Introduction / Context:
This analogy connects each first number with its second number through a operation built on square roots. The pair 121 : 12 suggests that the second number is not simply the square root but slightly larger. Identifying this pattern and applying it to the second first number, 25, will give the correct related number. Recognising standard squares and using small adjustments like plus or minus one is a common technique in aptitude problems.

Given Data / Assumptions:

• First pair: 121 and 12. • Second pair: 25 and an unknown number. • Options: 5, 6, 7, 8. • Basic square facts: 11² = 121 and 5² = 25.

Concept / Approach:
First, recognise that 121 is a perfect square. Its square root is 11. The second number in the pair is 12, which is exactly one more than 11. This suggests the pattern: second number = square root of first number plus 1. We then apply this same rule to 25. The square root of 25 is 5, and adding 1 gives 6. Among the options, 6 matches this result.

Step-by-Step Solution:
Step 1: Express 121 as a square. 121 = 11 * 11 = 11². Step 2: Relate 11 to 12. 12 = 11 + 1, so the second number is the square root plus one.

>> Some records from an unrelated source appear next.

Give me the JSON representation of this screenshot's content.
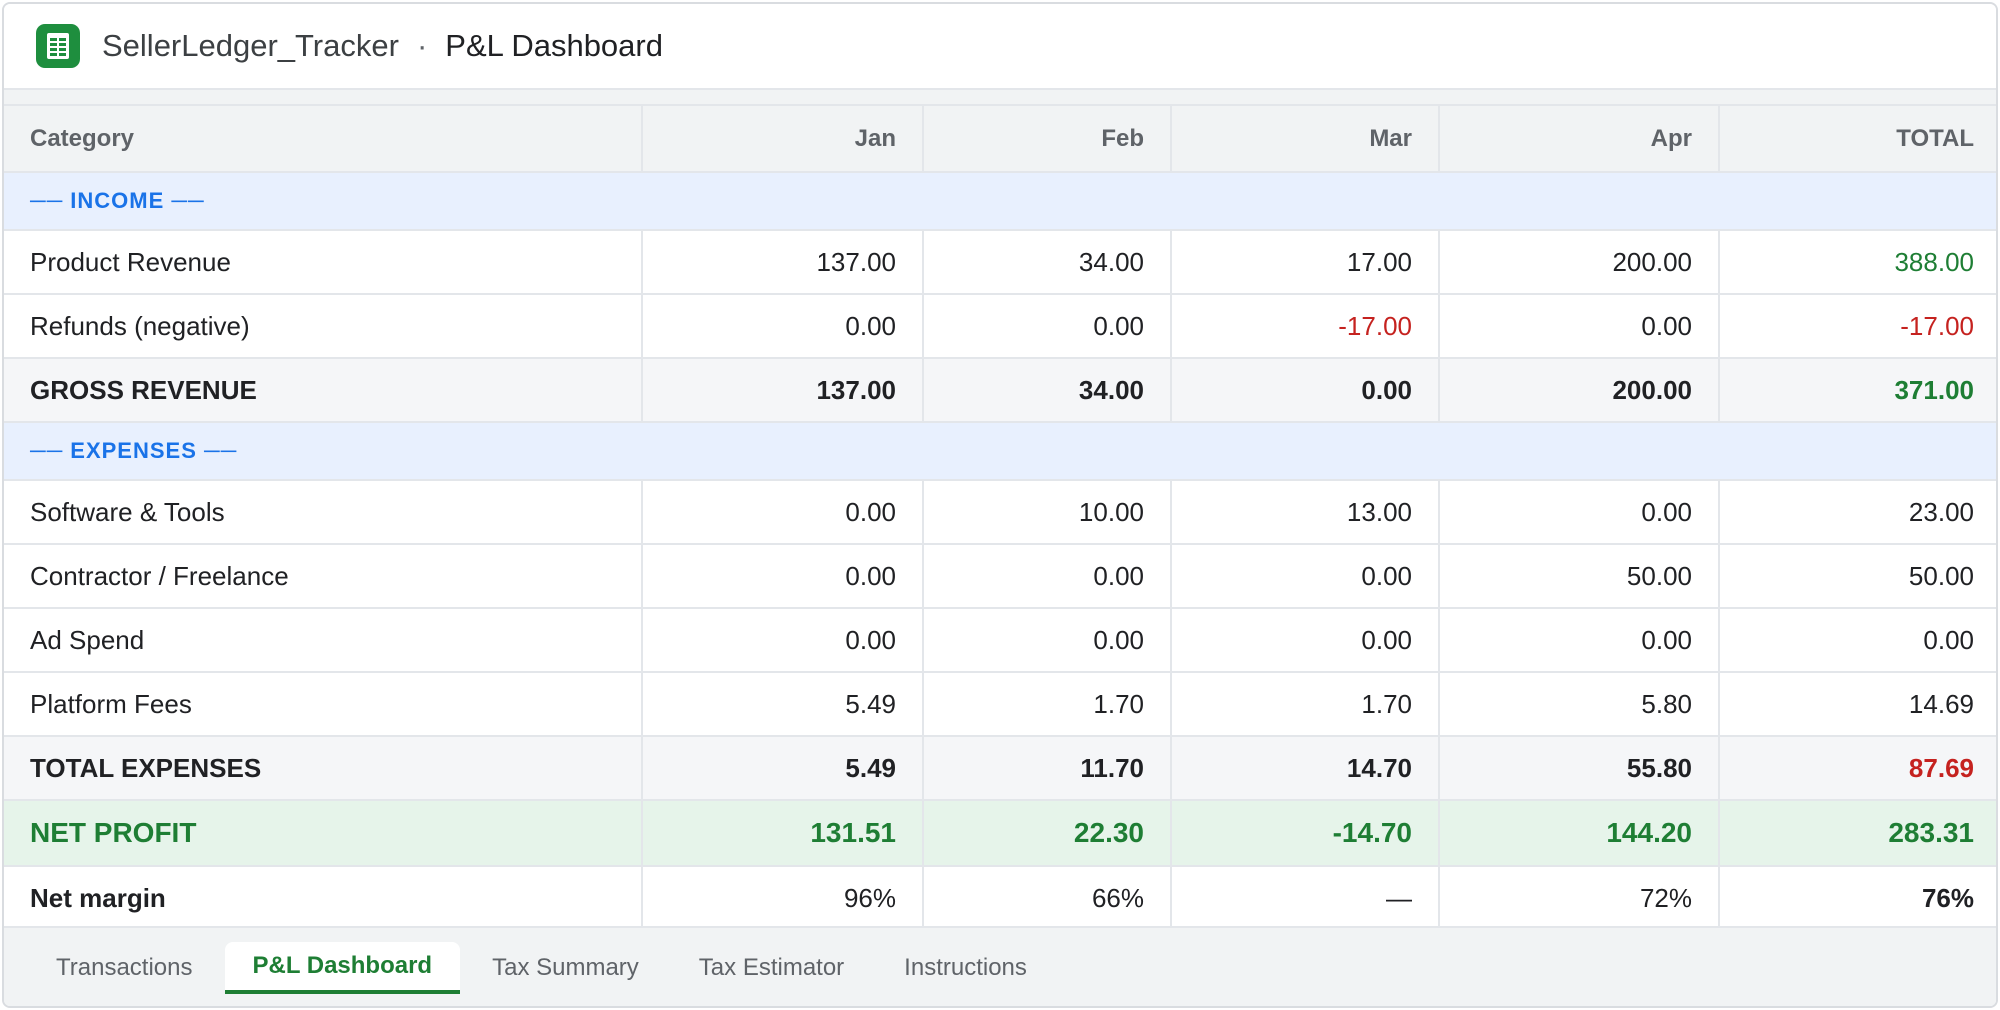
{
  "window": {
    "file_name": "SellerLedger_Tracker",
    "separator": "·",
    "sheet_name": "P&L Dashboard",
    "app_icon": "spreadsheet-icon"
  },
  "table": {
    "headers": [
      "Category",
      "Jan",
      "Feb",
      "Mar",
      "Apr",
      "TOTAL"
    ],
    "income_section": "── INCOME ──",
    "expenses_section": "── EXPENSES ──",
    "rows": {
      "product_revenue": {
        "label": "Product Revenue",
        "values": [
          "137.00",
          "34.00",
          "17.00",
          "200.00",
          "388.00"
        ]
      },
      "refunds": {
        "label": "Refunds (negative)",
        "values": [
          "0.00",
          "0.00",
          "-17.00",
          "0.00",
          "-17.00"
        ]
      },
      "gross_revenue": {
        "label": "GROSS REVENUE",
        "values": [
          "137.00",
          "34.00",
          "0.00",
          "200.00",
          "371.00"
        ]
      },
      "software_tools": {
        "label": "Software & Tools",
        "values": [
          "0.00",
          "10.00",
          "13.00",
          "0.00",
          "23.00"
        ]
      },
      "contractor": {
        "label": "Contractor / Freelance",
        "values": [
          "0.00",
          "0.00",
          "0.00",
          "50.00",
          "50.00"
        ]
      },
      "ad_spend": {
        "label": "Ad Spend",
        "values": [
          "0.00",
          "0.00",
          "0.00",
          "0.00",
          "0.00"
        ]
      },
      "platform_fees": {
        "label": "Platform Fees",
        "values": [
          "5.49",
          "1.70",
          "1.70",
          "5.80",
          "14.69"
        ]
      },
      "total_expenses": {
        "label": "TOTAL EXPENSES",
        "values": [
          "5.49",
          "11.70",
          "14.70",
          "55.80",
          "87.69"
        ]
      },
      "net_profit": {
        "label": "NET PROFIT",
        "values": [
          "131.51",
          "22.30",
          "-14.70",
          "144.20",
          "283.31"
        ]
      },
      "net_margin": {
        "label": "Net margin",
        "values": [
          "96%",
          "66%",
          "—",
          "72%",
          "76%"
        ]
      }
    }
  },
  "tabs": [
    "Transactions",
    "P&L Dashboard",
    "Tax Summary",
    "Tax Estimator",
    "Instructions"
  ],
  "active_tab": "P&L Dashboard",
  "colors": {
    "positive": "#1e7e34",
    "negative": "#c5221f",
    "section": "#1a73e8",
    "net_profit_bg": "#e6f4ea"
  }
}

Step 3: Express 25 as a square. 25 = 5 * 5 = 5². Step 4: Apply the same rule to 25. Square root of 25 is 5. Add one: 5 + 1 = 6. Step 5: Match the result with the options; 6 is option B.

Verification / Alternative check:
Consider alternate rules, such as taking square root minus one. For 121, that would give 10, not 12, so that rule is not valid. Another idea might be to divide the number by 10 or 11, but such operations do not produce a simple pattern that extends to 25 and matches an option. The square root plus one pattern is consistent and uses familiar arithmetic. Additionally, applying this rule to any other perfect square such as 36 would give 6 + 1 = 7, keeping the structure logically stable.

Why Other Options Are Wrong:
• 5: This is exactly the square root of 25 but does not include the extra one seen in the first pair. • 7 and 8: These are larger than the square root plus one and do not follow the established rule.

Common Pitfalls:
A very common mistake is to assume that the second number is always just the square root of the first and select 5 for the second pair. This ignores the important detail of the extra one in 121 : 12. Carefully checking how the square root relates to the second number, whether plus or minus one, is crucial for full accuracy in analogy problems built on squares.

Final Answer:
The number that correctly completes the analogy is 6.